Putting aside the question of whether the land should be sold and asking whether this property market following the credit crunch would give “Best Value” for any land sale. The Council has refused to comment. It states its been in negotiations with New City Vision Ltd for about a year now. So the issue from a taxpayers view point is this land can only be sold once by the Council and having kept it on its books for decades, 2009 doesn’t appear to be the best year for best value.
In contrast the cost to the Council this last year on all the work that has been done on the Meadow by local people has been zero.
Various letters from the Council talk about the plans having a substantial green space. Unfortunately the detail shows something entirely different. It won’t be substantial or green. 20% will be open space and while that might sound a lot in actual fact it isn’t. Its actually quite difficult to build on 100% of the land, just due to the design of flats, pockets and islands of space will exist. It won’t be in any measure a community green space. The only trees kept will be the old lime trees along Clouston Street, all others will go.

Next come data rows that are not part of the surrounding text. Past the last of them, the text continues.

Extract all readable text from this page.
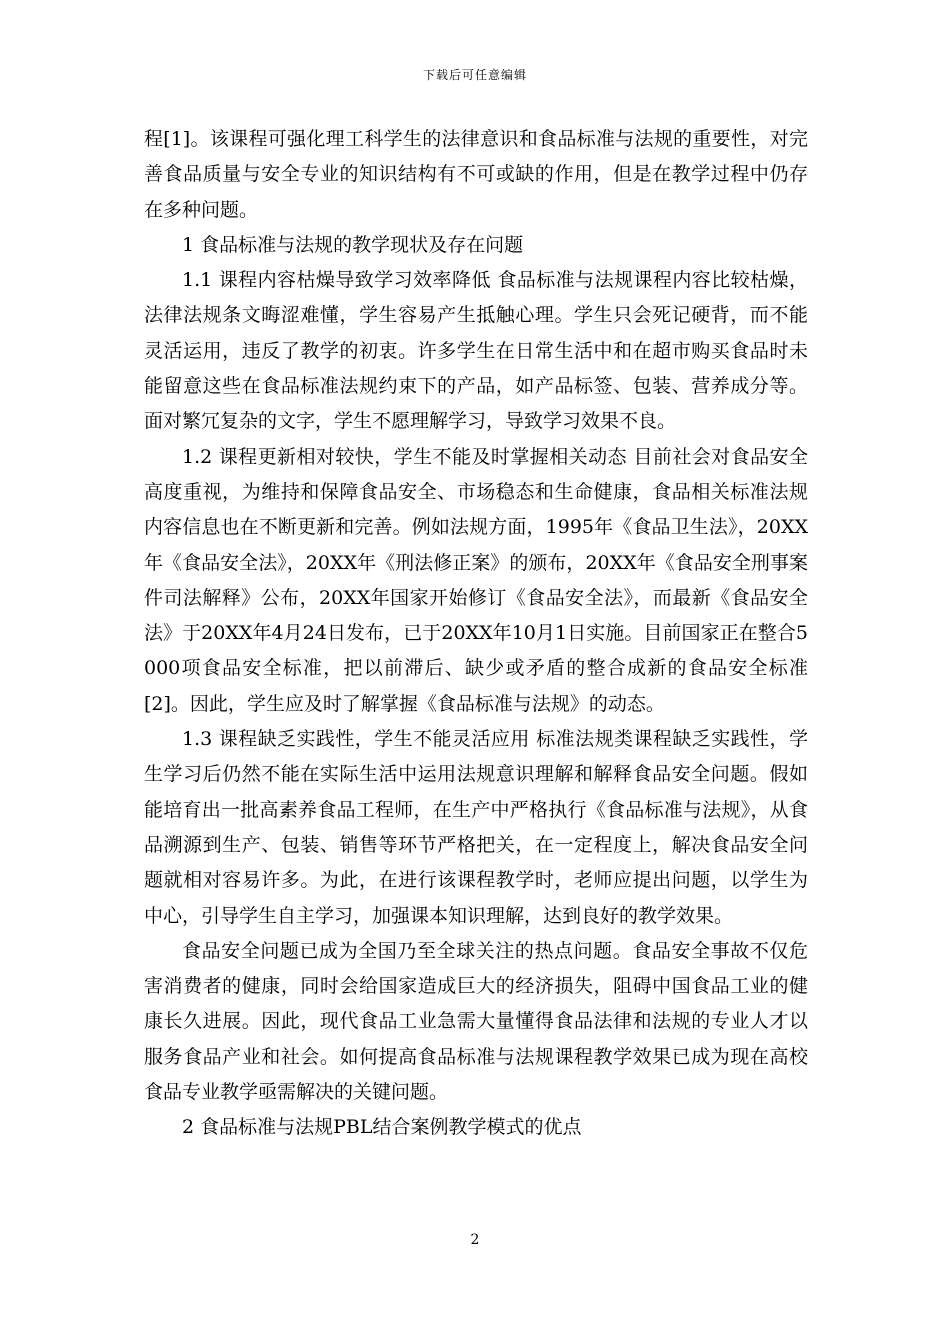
下载后可任意编辑

程[1]。该课程可强化理工科学生的法律意识和食品标准与法规的重要性，对完善食品质量与安全专业的知识结构有不可或缺的作用，但是在教学过程中仍存在多种问题。

1 食品标准与法规的教学现状及存在问题

1.1 课程内容枯燥导致学习效率降低 食品标准与法规课程内容比较枯燥，法律法规条文晦涩难懂，学生容易产生抵触心理。学生只会死记硬背，而不能灵活运用，违反了教学的初衷。许多学生在日常生活中和在超市购买食品时未能留意这些在食品标准法规约束下的产品，如产品标签、包装、营养成分等。面对繁冗复杂的文字，学生不愿理解学习，导致学习效果不良。

1.2 课程更新相对较快，学生不能及时掌握相关动态 目前社会对食品安全高度重视，为维持和保障食品安全、市场稳态和生命健康，食品相关标准法规内容信息也在不断更新和完善。例如法规方面，1995年《食品卫生法》，20XX年《食品安全法》，20XX年《刑法修正案》的颁布，20XX年《食品安全刑事案件司法解释》公布，20XX年国家开始修订《食品安全法》，而最新《食品安全法》于20XX年4月24日发布，已于20XX年10月1日实施。目前国家正在整合5 000项食品安全标准，把以前滞后、缺少或矛盾的整合成新的食品安全标准[2]。因此，学生应及时了解掌握《食品标准与法规》的动态。

1.3 课程缺乏实践性，学生不能灵活应用 标准法规类课程缺乏实践性，学生学习后仍然不能在实际生活中运用法规意识理解和解释食品安全问题。假如能培育出一批高素养食品工程师，在生产中严格执行《食品标准与法规》，从食品溯源到生产、包装、销售等环节严格把关，在一定程度上，解决食品安全问题就相对容易许多。为此，在进行该课程教学时，老师应提出问题，以学生为中心，引导学生自主学习，加强课本知识理解，达到良好的教学效果。

食品安全问题已成为全国乃至全球关注的热点问题。食品安全事故不仅危害消费者的健康，同时会给国家造成巨大的经济损失，阻碍中国食品工业的健康长久进展。因此，现代食品工业急需大量懂得食品法律和法规的专业人才以服务食品产业和社会。如何提高食品标准与法规课程教学效果已成为现在高校食品专业教学亟需解决的关键问题。

2 食品标准与法规PBL结合案例教学模式的优点

2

Little has been mentioned so far of the plans to build flats on the site of the former School off Queen Margaret Drive. With so many plans for additional flats local Residents are worried over car parking issues.
Bats have also been found on the land but its not clear whether that’s enough to stop the flats being built.
As far as this land is concerned we see this as a test case, are the Council willing to move with the times in terms understanding what people want or are they taking the easy option and sell the land? Going into the online petition (see news item below) and reading the comments gets a good idea what people want, further demonstrated by Glasgow having an 8 year waiting list of allotments. We are also encouraged to be part of something bigger – many other people and communities across Scotland and the UK are in a similar position, with a lack of accessible, green space for health, relaxation and recreation, as proven by the success of Hugh Fearnley Whittingstall’s Landshare which we are a part off – there are lots of other North Kelvin Meadows out there!
So in summary there has been overwhelming support for the North Kelvin Meadow Campaign to save the land but its been met with an inflexible Council who still won’t listen and want to carry on with the sale process regardless.